When it comes to self-criticism, advertising tends to be an industry that loves exaggeration, speculation and especially self-flagellation. We beat ourselves up – or tolerate being berated by others — on a pretty regular basis. Among the many predictions we’ve endured in recent years: The end of advertising as we know it; Agencies just don’t get it; The Chaos Scenario; and most recently Fast Company’s Mayhem on Madison Avenue.
The latter, which hit the newsstands last week (though appeared in digital form 10 days earlier) basically suggested that all those dinosaurs who’ve been bringing you the :30 TV spot stand somewhere between too slow to evolve and the edge of extinction. (Note that Mullen was included among those who’ve transformed themselves enough to count as evolved.)
This week, however, we have a very different story. Playing the contrarian, Bloomberg Businessweek suggests that the “lumbering advertising behemoths have advantages over smaller, cutting-edge firms.”
Writer Felix Gillette, after his obligatory references to MadMen, multiple-martini lunches and expense account dinners at Nobu (can’t have an ad agency article without recallying all of that cliche’d imagery for the thousandth time) eventually gets around to disputing the claim that the big, dumb agencies are dead. Instead he insists that the big, dumb agencies are actually kicking the butts of all the little digital shops with funny names. (That would be Big Spaceship, Blue Barracuda, glueisobar, et. al.)
The poster boy for the article is BBDO NA’s chairman and CCO David Lubars. Throughout a long career, Lubars has produced great advertising work: from his early days in Providence when we ran the Keds business, to an LA stint on Apple, to his time at Fallon where he launched the seminal BMW Films.
So maybe he’s not only entitled but correct when he claims in the Bloomberg story that the little hot shops, who are thumping their chests and declaring the end of mass marketing and the death of the Big Dumb Agencies, do so as a business posture, an attitude for journalists, and a sales pitch to clients. “They don’t believe a word of it,” he says.
Lubars goes on to talk about all the digital work being done at BBDO while the agency still manages to win best Superbowl spot.
One thing both Fast Company and Bloomberg do agree on is that we are in the midst of turbulent times. Digital shops strive to develop better creative ideas. Giant ad agencies throw money at technical talent in order to compete with the funny-named agencies.

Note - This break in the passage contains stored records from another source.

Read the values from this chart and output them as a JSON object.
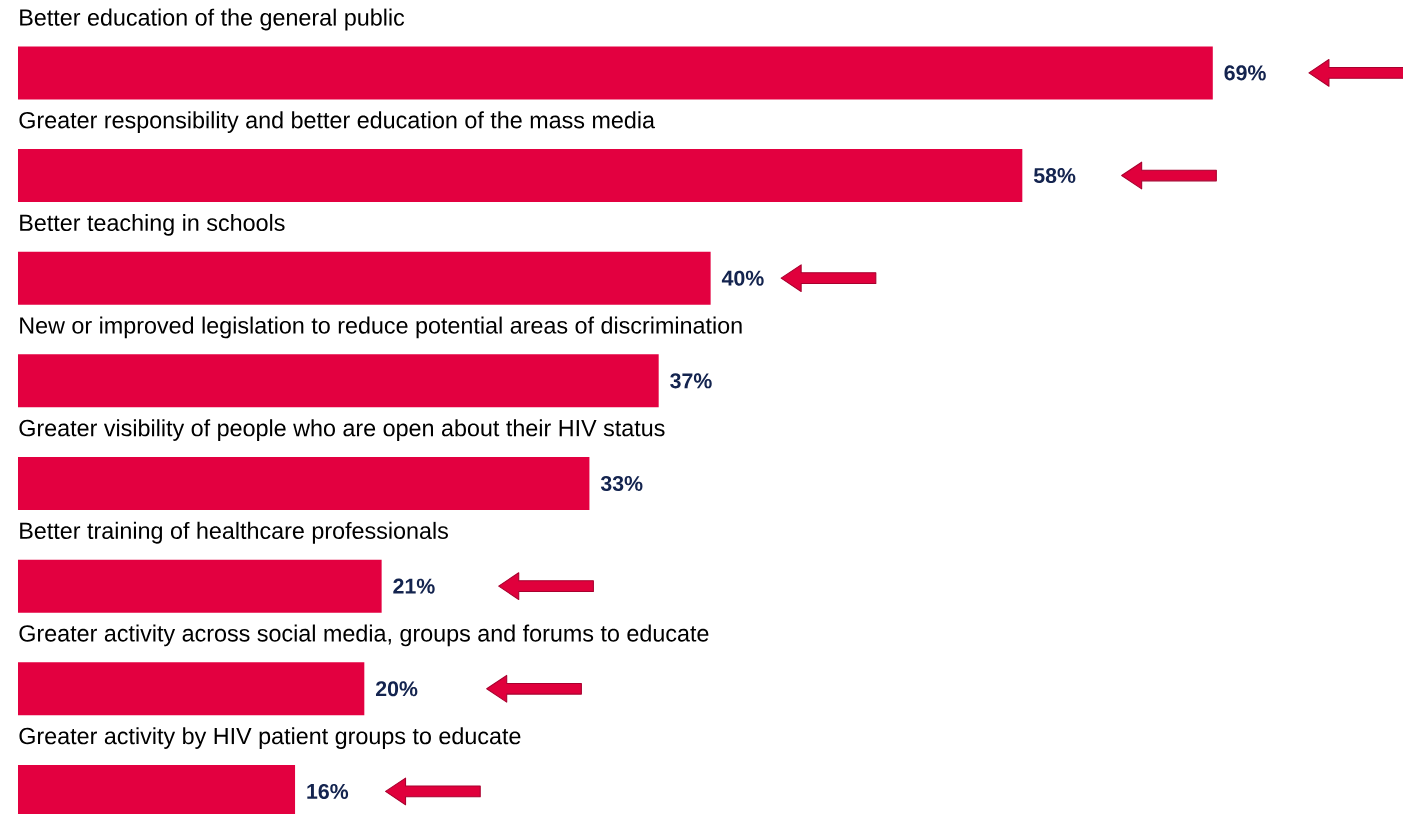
{
  "chart_data": {
    "type": "bar",
    "orientation": "horizontal",
    "categories": [
      "Better education of the general public",
      "Greater responsibility and better education of the mass media",
      "Better teaching in schools",
      "New or improved legislation to reduce potential areas of discrimination",
      "Greater visibility of people who are open about their HIV status",
      "Better training of healthcare professionals",
      "Greater activity across social media, groups and forums to educate",
      "Greater activity by HIV patient groups to educate"
    ],
    "values": [
      69,
      58,
      40,
      37,
      33,
      21,
      20,
      16
    ],
    "value_labels": [
      "69%",
      "58%",
      "40%",
      "37%",
      "33%",
      "21%",
      "20%",
      "16%"
    ],
    "color": "#e30040"
  }
}
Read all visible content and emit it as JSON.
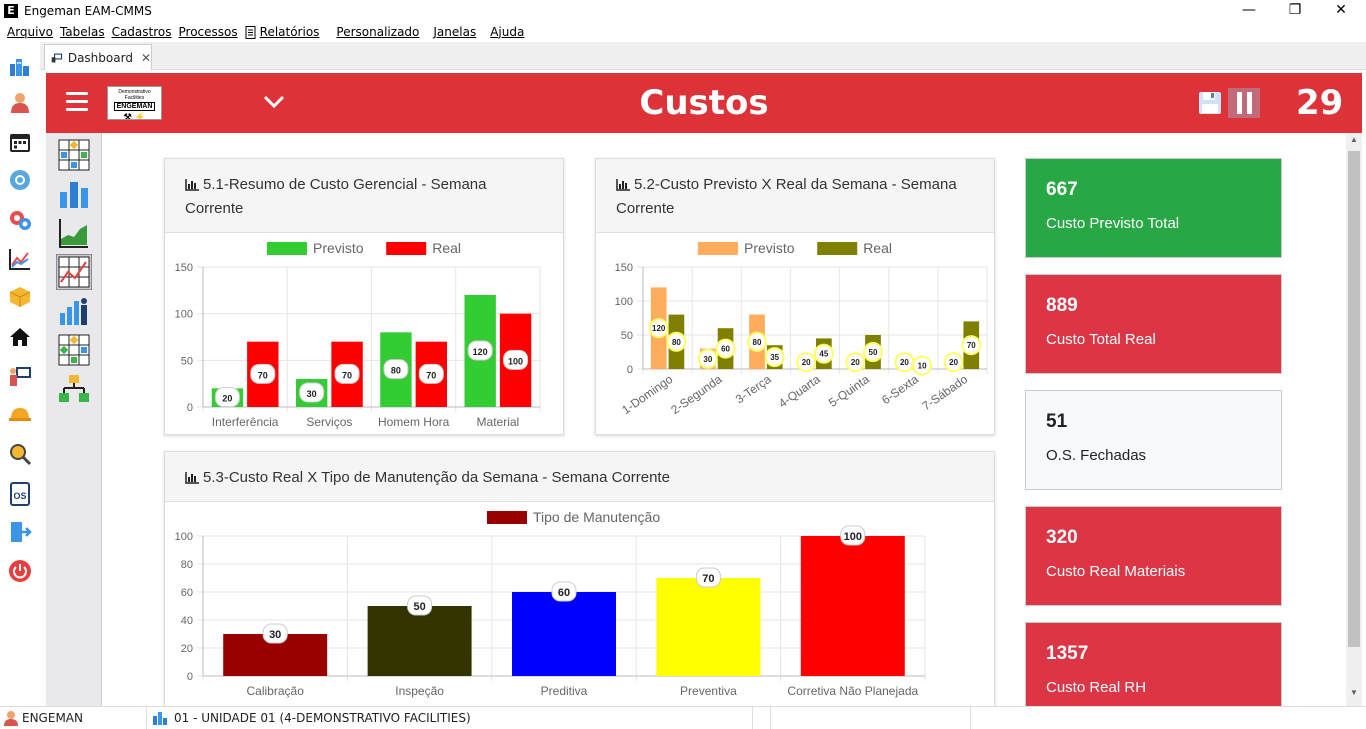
{
  "window": {
    "title": "Engeman EAM-CMMS",
    "app_letter": "E",
    "minimize": "—",
    "restore": "❐",
    "close": "✕"
  },
  "menu": [
    "Arquivo",
    "Tabelas",
    "Cadastros",
    "Processos",
    "Relatórios",
    "Personalizado",
    "Janelas",
    "Ajuda"
  ],
  "tab": {
    "label": "Dashboard",
    "close": "✕"
  },
  "header": {
    "title": "Custos",
    "count": "29",
    "logo": {
      "line1": "Demonstrativo Facilities",
      "line2": "ENGEMAN",
      "line3": "⚒ ⚡"
    }
  },
  "kpis": [
    {
      "value": "667",
      "label": "Custo Previsto Total",
      "color": "#28a745"
    },
    {
      "value": "889",
      "label": "Custo Total Real",
      "color": "#dc3545"
    },
    {
      "value": "51",
      "label": "O.S. Fechadas",
      "color": "#f8f9fa"
    },
    {
      "value": "320",
      "label": "Custo Real Materiais",
      "color": "#dc3545"
    },
    {
      "value": "1357",
      "label": "Custo Real RH",
      "color": "#dc3545"
    }
  ],
  "status": {
    "user": "ENGEMAN",
    "unit": "01 - UNIDADE 01 (4-DEMONSTRATIVO FACILITIES)"
  },
  "chart_data": [
    {
      "id": "c51",
      "title": "5.1-Resumo de Custo Gerencial - Semana Corrente",
      "type": "bar",
      "categories": [
        "Interferência",
        "Serviços",
        "Homem Hora",
        "Material"
      ],
      "series": [
        {
          "name": "Previsto",
          "color": "#33cc33",
          "values": [
            20,
            30,
            80,
            120
          ]
        },
        {
          "name": "Real",
          "color": "#ff0000",
          "values": [
            70,
            70,
            70,
            100
          ]
        }
      ],
      "ylim": [
        0,
        150
      ],
      "yticks": [
        0,
        50,
        100,
        150
      ],
      "legend": "top",
      "grid": true
    },
    {
      "id": "c52",
      "title": "5.2-Custo Previsto X Real da Semana - Semana Corrente",
      "type": "bar",
      "categories": [
        "1-Domingo",
        "2-Segunda",
        "3-Terça",
        "4-Quarta",
        "5-Quinta",
        "6-Sexta",
        "7-Sábado"
      ],
      "series": [
        {
          "name": "Previsto",
          "color": "#ffad5c",
          "values": [
            120,
            30,
            80,
            20,
            20,
            20,
            20
          ]
        },
        {
          "name": "Real",
          "color": "#808000",
          "values": [
            80,
            60,
            35,
            45,
            50,
            10,
            70
          ]
        }
      ],
      "ylim": [
        0,
        150
      ],
      "yticks": [
        0,
        50,
        100,
        150
      ],
      "legend": "top",
      "grid": true
    },
    {
      "id": "c53",
      "title": "5.3-Custo Real X Tipo de Manutenção da Semana - Semana Corrente",
      "type": "bar",
      "categories": [
        "Calibração",
        "Inspeção",
        "Preditiva",
        "Preventiva",
        "Corretiva Não Planejada"
      ],
      "series": [
        {
          "name": "Tipo de Manutenção",
          "color": "#990000",
          "values": [
            30,
            50,
            60,
            70,
            100
          ]
        }
      ],
      "bar_colors": [
        "#990000",
        "#333300",
        "#0000ff",
        "#ffff00",
        "#ff0000"
      ],
      "ylim": [
        0,
        100
      ],
      "yticks": [
        0,
        20,
        40,
        60,
        80,
        100
      ],
      "legend": "top",
      "grid": true
    }
  ]
}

And no less than Google, Apple and Facebook, along with a slew of hybrids — from the likes of PSFK to multiple new retail platforms – all have their own opinions of where the industry is going.
So who’s right? Fast Company? Or Bloomberg? Will the big agencies adapt fast enough and prevail? Or will the smaller, more nimble digital shops with UX and engagement in their DNA win out in the long run.
Hard to say. One thing is certain, however. Given the fact that no other industry in the world seems to inspire more discussion, debate and analysis as the advertising industry, we can be certain the conversation isn’t over. Like the Energizer bunny, it keeps going and going.